A simple monetary rule, for example, that would enable central bankers to keep a leash on growth would be to let nominal interest rates converge to nominal GDP growth. In almost all the major G-7 markets, there has been a yawning gap between nominal interest and growth rates, a gap that still persists.
This brings me back to the question I started with -- why have forecasters gone wrong?
My sense is that the logic underpinning a number of forecasts has been based on the assumption that the obvious structural imbalances that dot the global economic map would lead to large corrections, initially through changes in asset prices like interest and exchange rates and then ultimately in the real economy.
Interest rate increases and exchange rate revaluation in China, for instance, would compress the country's trade surplus and growth. These assumptions have proved to be flawed because central banks have thought and behaved very differently.
In fact, despite the regular references to global structural imbalances in the speeches of central bank governors, central banks have done precious little to address the structural problems that beset their economies.
If, indeed, US Federal Reserve Chairman Bernanke was concerned about the terrifyingly large household debt in the US (accompanied incidentally by diminishing credit quality) or the current account and budget deficits, the Fed Funds rate would perhaps have been close to 7 per cent.
The People's Bank of China has made a series of feeble attempts to push up lending rates and allow greater flexibility in their exchange. They have typically come either in the wake of protectionist rhetoric from the US, and Treasury Secretary Hank Paulson's visits to China, or have coincided with G-7 meets that have raised the issue of global imbalances.
They have been largely token gestures -- there is nothing to suggest that the Chinese economy is slowing down noticeably or its trade surplus shrinking.
An extreme view would be that central banks have been so obsessed with managing their short-term business cycles (and indirectly their asset markets) that they have actually prevented the structural imbalances from correcting to any noticeable degree.

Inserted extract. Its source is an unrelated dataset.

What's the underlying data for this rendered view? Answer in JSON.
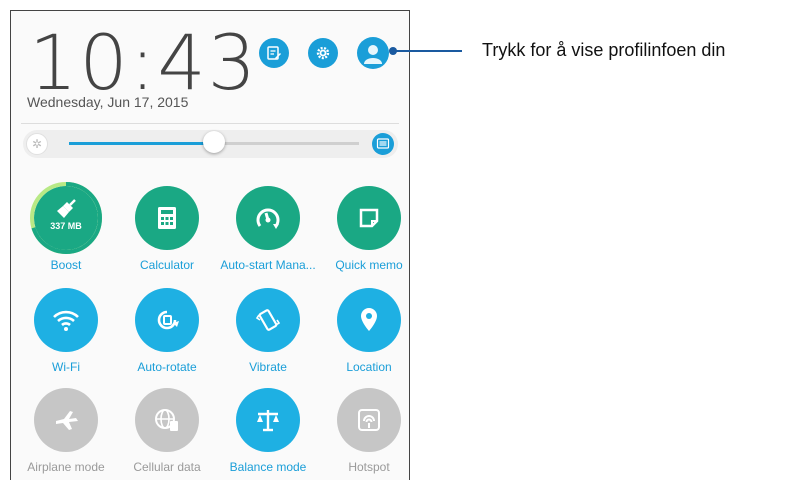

In their bid to keep growth rates high and asset prices robust, central banks have given issues of long-term macroeconomic sustainability short shrift. The large quantum of global liquidity is simply a manifestation of this behaviour.

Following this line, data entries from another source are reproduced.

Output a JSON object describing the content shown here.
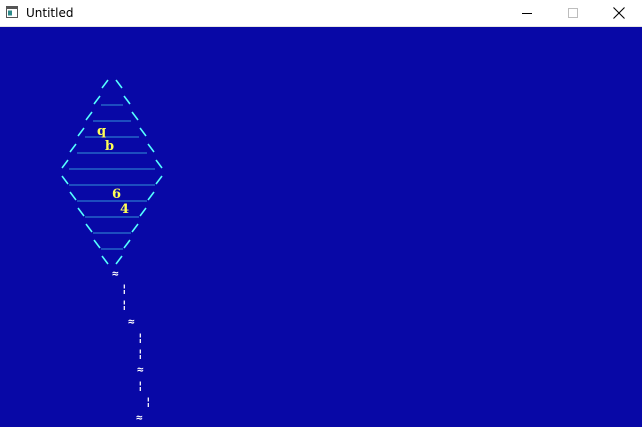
{
  "window": {
    "title": "Untitled",
    "icon": "app-window-icon",
    "controls": [
      "minimize-icon",
      "maximize-icon",
      "close-icon"
    ]
  },
  "scene": {
    "background": "#0808a6",
    "kite_edge_color": "#55ffff",
    "label_color": "#ffff55",
    "tail_color": "#ffffff",
    "kite_labels": [
      "q",
      "b",
      "6",
      "4"
    ],
    "tail_glyphs": [
      "≈",
      "¦",
      "¦",
      "≈",
      "¦",
      "¦",
      "≈",
      "¦",
      "¦",
      "≈"
    ]
  }
}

What does this mean for the global economy in 2007 or indeed the foreseeable future? The good news is that the global economy is unlikely to slow down significantly -- developed economies will continue to borrow to fund their appetite for exports of the developing markets.
Thus, despite the large structural imbalances that are likely to get worse over time, the global economy will be stuck in a sort of equilibrium where none of the entities reneges and induces large-scale structural adjustments.
The bad news, especially for those who blieve in the tenets of economic theory, will continue to get worse. The circuit-breaker will, of course, have to come from significantly higher yields.
That could happen either if currencies of exporter economies appreciate enough to offset their labour cost advantage or if labour markets in developed and developing countries tighten enough to set off another spree of interest rate hikes.
The rising prices of base metals are another risk to inflation and if these spiral up sharply enough, it could push yield up and compress liquidity. This, according to me, is unlikely to happen in a hurry. Those betting on continued global expansion could put more on the table.